Packing cosmetics in tupperwares is a fantastic way to ensure that nothing gets squashed and oozes all over your car/the removal van. I know it’s tempting to dump them all in a bin bag, but you’ll regret it when your back seat is the colour of that $150 Bobbi Brown foundation you splashed out on.

#8: Coil all cables and appliance cords, and tape them to hold them together.

Uncoiling tangled cables is an absolute nightmare. Wrap cords of things like hair straighteners, laptop chargers and smaller items to the body of the appliance with tape or a rubber band, and hold longer cords together in a figure of eight formation using tape or bulldog clips.

#9: Pack all of your cleaning stuff very last, and unpack it first.

You’re guaranteed to spill that take-away flat white as you try to balance it on top of your last box of possessions while locking the door, so make sure you pack your cleaning stuff last, so it’s on hand for final touch-ups.

This also means it will be the first thing you unpack at your new house, so you can wipe away any cobwebs left by the last residents and get unpacking the rest of your stuff, safe in the knowledge that you’re in a germ-free space.

#10: Remember to breathe.

There are going to be times when you’re sobbing in a heap of broken glassware and spilt chia seeds. It’s OK, it happens to the best of us. Remember to take a moment to a) breathe, and b) congratulate yourself for being an actual adult human that’s managed to exist on Planet Earth for this long.

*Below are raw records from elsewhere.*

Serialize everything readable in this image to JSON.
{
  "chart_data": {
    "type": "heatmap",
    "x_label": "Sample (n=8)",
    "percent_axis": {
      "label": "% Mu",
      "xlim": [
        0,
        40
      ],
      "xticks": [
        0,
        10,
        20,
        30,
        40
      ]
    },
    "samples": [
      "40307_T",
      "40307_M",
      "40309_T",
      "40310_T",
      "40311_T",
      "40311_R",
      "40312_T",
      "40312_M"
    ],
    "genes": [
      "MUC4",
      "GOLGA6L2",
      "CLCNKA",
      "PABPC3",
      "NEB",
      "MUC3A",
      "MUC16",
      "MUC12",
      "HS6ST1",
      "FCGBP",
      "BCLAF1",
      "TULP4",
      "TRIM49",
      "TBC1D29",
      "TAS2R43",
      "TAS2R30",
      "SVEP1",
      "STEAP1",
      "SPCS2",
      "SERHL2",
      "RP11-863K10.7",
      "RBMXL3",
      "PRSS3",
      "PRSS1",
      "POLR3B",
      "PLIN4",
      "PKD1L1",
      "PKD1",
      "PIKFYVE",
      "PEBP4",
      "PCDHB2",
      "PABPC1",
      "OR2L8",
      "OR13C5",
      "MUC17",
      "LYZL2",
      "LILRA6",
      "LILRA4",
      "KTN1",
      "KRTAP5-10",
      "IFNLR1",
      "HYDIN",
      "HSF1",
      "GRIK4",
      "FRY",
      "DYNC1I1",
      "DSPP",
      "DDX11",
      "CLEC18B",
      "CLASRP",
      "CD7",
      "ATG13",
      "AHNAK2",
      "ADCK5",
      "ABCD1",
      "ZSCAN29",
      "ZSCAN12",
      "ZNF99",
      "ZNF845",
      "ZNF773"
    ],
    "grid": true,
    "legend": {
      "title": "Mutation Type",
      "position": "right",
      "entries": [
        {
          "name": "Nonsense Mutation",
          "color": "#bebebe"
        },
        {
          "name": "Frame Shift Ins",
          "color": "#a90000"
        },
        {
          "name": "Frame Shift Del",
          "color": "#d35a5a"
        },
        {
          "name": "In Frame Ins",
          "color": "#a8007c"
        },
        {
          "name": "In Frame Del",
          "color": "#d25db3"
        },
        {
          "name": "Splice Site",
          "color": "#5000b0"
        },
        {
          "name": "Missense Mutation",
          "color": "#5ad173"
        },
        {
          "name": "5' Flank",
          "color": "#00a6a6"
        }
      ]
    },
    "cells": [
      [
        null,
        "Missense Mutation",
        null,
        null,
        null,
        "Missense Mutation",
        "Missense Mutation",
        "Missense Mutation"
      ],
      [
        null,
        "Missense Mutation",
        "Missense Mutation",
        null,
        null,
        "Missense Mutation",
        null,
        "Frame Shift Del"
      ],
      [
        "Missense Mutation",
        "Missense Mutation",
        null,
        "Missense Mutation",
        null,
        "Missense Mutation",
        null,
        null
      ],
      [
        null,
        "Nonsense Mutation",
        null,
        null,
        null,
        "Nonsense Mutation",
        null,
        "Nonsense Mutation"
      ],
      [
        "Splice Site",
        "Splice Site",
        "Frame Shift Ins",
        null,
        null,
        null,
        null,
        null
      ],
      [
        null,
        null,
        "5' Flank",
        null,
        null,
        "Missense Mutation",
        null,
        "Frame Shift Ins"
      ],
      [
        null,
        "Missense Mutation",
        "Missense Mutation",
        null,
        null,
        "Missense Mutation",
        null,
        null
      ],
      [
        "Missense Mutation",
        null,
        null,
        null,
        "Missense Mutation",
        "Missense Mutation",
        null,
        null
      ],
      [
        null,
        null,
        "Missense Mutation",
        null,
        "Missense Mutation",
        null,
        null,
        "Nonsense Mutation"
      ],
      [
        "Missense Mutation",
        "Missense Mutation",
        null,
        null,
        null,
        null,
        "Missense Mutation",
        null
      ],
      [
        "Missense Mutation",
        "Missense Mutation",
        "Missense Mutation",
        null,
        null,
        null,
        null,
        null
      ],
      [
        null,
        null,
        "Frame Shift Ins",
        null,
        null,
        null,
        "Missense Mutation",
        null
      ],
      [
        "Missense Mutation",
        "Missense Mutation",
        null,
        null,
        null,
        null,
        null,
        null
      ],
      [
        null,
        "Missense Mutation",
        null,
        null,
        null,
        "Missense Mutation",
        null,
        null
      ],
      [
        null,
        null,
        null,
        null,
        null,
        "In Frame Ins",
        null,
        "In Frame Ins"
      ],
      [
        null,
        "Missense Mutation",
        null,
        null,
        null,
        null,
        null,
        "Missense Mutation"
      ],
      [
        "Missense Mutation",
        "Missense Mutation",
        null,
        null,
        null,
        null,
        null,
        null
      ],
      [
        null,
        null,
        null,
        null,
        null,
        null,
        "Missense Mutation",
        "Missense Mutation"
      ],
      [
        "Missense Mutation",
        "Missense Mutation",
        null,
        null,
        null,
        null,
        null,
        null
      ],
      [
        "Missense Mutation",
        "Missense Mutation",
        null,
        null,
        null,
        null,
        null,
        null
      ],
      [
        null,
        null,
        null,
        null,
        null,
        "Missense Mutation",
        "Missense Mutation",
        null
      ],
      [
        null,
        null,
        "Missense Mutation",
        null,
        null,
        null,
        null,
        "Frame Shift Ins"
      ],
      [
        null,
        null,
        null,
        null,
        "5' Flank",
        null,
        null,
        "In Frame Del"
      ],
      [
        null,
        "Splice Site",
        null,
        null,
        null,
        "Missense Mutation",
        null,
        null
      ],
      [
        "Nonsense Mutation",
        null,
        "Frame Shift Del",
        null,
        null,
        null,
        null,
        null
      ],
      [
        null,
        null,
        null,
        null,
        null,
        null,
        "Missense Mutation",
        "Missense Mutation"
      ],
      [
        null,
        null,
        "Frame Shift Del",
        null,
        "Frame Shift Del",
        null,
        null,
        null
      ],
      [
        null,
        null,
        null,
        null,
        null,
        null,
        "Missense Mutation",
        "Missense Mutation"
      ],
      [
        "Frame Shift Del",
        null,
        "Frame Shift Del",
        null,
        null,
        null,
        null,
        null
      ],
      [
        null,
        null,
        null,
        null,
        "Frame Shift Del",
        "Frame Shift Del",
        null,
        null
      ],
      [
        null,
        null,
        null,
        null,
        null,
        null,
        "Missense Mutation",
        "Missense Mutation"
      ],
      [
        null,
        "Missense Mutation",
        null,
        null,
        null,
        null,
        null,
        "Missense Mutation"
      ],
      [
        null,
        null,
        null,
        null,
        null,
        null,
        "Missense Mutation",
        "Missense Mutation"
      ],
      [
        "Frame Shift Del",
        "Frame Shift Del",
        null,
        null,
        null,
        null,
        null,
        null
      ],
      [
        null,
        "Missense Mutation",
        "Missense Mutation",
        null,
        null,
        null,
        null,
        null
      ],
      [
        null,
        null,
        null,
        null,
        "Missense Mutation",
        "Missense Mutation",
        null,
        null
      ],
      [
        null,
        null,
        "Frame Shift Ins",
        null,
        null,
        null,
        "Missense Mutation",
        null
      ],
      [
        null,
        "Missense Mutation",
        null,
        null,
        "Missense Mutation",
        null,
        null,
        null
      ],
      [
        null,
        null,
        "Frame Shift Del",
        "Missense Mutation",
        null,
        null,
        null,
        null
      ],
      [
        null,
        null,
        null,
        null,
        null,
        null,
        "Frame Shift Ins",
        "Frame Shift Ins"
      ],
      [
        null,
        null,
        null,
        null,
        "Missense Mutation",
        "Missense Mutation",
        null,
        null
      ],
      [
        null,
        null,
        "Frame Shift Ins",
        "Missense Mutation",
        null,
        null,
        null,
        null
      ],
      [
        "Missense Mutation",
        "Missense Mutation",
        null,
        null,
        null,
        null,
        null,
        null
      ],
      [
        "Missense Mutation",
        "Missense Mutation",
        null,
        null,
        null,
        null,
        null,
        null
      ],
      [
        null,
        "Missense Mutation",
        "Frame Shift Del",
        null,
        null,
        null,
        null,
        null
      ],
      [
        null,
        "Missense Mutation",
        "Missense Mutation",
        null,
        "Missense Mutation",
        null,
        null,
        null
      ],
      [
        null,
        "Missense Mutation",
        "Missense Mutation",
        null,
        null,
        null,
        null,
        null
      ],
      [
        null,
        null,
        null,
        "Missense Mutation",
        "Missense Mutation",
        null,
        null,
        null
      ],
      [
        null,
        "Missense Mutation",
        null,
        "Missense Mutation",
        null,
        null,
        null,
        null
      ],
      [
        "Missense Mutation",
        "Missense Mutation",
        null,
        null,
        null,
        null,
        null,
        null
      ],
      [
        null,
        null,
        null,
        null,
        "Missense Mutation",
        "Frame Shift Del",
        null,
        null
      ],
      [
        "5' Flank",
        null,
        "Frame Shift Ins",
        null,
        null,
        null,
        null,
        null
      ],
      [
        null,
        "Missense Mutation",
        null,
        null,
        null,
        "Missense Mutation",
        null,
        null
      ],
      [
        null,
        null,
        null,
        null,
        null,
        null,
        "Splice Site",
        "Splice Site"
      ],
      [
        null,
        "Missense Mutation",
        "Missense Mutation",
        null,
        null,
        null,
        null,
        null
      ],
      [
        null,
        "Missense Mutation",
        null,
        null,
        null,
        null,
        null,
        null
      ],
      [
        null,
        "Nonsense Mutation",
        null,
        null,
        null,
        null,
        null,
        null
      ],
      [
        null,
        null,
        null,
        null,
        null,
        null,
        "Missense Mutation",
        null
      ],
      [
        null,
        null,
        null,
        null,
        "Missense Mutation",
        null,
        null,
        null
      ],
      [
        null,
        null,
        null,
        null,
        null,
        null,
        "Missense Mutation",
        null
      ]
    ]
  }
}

#11: Remember that everyone’s human.

When you’re having your ‘sobbing on the floor’ moment, your housie/spouse/dog may be having their ‘OMG I’ve finished packing!’ moment, and vice-versa. Before you suffocate them with bubble wrap, take a moment to chill and consider how you’ll feel about it after a nap and a tea. See? They’re not so bad after all.

#12: …And have a bottle of champers on stand-by for when you’ve done it all.

YOU DID IT! Even more important than not forgetting to bring your pot plants from the backyard is remembering to have a bottle of bubbly on hand to pop as soon as you get that last box through the front door. Where are the champagne flutes? Who cares—drink it straight from the bottle.